The release of army personnels were secured after hectic negotiations between the two sides, including three rounds of talks at the Major General level from Tuesday to Thursday, unnamed officials told The Indian Express.
So on Thursday, when the army statement claimed that “no soldier was missing”, it meant that all army personnels, who were involved in the deadliest clash of the four decades, had been accounted for, the report added. The statement did not provide any details about the army personnels in Chinese custody.
The statement sent out by India’s Ministry of External Affairs’ spokesperson Anurag Srivastava on Tuesday claimed: “India and China have been discussing through military and diplomatic channels the de-escalation of the situation in the border area in Eastern Ladakh.”
On Tuesday, the Indian army also issued a statement, claiming, “Indian and Chinese troops have disengaged at the Galwan area where they had earlier clashed on the night of 15/16 June 2020.” The army added that it “is firmly committed to protecting the territorial integrity and sovereignty of the nation.”
Unnamed officers told The Indian Express that the incident on Monday night took place in the area between the Line of Actual Control and junction of Galwan and Shyok rivers to the west. And the talks of disengagement were held at Patrolling Point 14 (PP 14), which is close to the point where the LAC crosses Galwan river.

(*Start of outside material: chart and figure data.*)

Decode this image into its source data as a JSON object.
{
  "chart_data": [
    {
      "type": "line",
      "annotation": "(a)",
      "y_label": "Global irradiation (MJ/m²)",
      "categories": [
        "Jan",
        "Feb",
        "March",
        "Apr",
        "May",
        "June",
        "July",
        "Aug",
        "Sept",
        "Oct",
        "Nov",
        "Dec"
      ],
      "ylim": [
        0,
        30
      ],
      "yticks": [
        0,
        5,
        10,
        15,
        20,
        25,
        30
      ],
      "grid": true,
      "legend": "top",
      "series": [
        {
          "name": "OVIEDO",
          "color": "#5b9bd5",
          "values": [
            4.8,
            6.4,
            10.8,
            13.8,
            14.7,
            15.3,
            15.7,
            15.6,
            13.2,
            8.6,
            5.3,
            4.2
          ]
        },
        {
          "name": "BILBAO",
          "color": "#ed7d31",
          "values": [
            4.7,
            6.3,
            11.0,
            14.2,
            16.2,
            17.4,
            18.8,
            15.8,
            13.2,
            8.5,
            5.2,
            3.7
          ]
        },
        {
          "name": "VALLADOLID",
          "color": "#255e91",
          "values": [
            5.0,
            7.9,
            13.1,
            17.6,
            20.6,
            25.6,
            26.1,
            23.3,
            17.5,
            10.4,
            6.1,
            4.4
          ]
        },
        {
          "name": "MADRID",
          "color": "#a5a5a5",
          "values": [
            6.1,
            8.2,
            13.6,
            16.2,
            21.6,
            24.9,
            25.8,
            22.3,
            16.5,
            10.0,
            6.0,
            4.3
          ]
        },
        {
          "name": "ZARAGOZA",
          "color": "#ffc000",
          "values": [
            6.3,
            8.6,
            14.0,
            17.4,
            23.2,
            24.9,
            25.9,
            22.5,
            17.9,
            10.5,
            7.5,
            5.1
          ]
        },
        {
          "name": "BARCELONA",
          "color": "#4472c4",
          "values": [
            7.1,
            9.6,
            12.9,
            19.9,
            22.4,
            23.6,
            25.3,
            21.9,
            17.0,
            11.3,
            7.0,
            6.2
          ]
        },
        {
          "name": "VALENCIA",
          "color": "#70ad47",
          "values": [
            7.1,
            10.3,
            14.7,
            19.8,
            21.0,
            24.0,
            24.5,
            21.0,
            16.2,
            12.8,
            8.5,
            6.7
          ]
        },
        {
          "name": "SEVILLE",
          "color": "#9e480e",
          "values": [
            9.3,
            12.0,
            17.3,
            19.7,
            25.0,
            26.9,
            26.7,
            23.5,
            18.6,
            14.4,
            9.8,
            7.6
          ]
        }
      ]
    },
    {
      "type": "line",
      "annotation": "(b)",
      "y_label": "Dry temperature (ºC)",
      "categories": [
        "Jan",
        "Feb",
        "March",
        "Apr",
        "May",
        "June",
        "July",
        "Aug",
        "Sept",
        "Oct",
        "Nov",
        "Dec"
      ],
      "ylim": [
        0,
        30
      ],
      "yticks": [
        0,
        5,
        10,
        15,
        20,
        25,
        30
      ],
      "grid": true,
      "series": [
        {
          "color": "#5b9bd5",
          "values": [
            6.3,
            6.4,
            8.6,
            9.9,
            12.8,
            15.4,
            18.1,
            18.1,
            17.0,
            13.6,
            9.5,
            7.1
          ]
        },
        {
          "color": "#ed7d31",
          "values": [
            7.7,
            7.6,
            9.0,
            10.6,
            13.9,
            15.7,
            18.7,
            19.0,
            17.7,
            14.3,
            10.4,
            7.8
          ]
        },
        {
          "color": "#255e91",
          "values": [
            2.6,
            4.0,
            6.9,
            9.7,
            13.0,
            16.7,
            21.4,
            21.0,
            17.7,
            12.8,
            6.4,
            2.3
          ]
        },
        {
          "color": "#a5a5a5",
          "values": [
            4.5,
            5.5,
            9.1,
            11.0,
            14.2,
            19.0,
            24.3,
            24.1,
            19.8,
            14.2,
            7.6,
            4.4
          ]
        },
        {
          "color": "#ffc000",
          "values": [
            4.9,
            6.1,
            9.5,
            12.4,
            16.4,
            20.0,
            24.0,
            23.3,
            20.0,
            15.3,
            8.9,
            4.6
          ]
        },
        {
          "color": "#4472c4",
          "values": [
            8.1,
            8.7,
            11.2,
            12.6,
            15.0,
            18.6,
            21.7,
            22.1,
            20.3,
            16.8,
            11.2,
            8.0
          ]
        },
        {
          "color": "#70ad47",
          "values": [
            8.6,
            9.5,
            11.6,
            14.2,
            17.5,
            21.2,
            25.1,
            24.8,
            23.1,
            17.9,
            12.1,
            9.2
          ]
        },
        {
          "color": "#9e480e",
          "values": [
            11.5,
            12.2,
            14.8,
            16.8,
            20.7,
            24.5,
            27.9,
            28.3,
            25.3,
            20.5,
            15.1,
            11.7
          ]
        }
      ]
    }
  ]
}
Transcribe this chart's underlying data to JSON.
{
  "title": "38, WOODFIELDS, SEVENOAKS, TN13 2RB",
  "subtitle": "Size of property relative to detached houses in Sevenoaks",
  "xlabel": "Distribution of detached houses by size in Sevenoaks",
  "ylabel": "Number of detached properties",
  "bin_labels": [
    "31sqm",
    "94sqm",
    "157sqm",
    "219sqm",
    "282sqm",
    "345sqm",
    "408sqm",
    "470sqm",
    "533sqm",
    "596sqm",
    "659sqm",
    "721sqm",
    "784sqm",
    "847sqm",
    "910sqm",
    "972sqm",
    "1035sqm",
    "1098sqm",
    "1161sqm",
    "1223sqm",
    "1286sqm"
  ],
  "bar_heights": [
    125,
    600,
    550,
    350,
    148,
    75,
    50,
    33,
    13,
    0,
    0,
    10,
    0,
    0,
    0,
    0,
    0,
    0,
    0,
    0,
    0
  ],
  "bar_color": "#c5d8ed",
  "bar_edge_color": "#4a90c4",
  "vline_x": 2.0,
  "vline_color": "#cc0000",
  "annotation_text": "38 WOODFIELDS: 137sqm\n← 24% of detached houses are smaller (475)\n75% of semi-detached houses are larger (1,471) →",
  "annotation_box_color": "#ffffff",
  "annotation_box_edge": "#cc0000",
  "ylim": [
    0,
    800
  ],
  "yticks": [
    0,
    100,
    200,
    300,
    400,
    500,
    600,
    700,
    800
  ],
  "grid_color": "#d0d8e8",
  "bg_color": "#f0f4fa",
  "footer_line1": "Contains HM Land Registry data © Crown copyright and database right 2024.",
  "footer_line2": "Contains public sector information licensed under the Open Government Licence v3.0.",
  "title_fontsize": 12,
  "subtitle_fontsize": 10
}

As part of de-escalation, the two sides had agreed to create a ‘buffer zone’ – a no-man’s land – between the LAC and the junction of Galwan and Shyok rivers, the report claimed. The Indian side was supposed to stay to the west of the river junction and the Chinese to the east of the LAC — to prevent faceoffs.
An argument, officers said, started over the position of Chinese soldiers who had started erecting a new post on the southern bank of Galwan river in this ‘buffer zone’.
The Indian army claimed that both sides suffered casualties. However, there has been no official word on this from China. On Tuesday, China’s Foreign Ministry spokesperson, Zhao Lijian, said: “India troops crossed the borderline twice on Monday provoking and attacking Chinese personnel resulting in serious physical confrontation between border forces on the two sides,” reported an international news agency, AFP.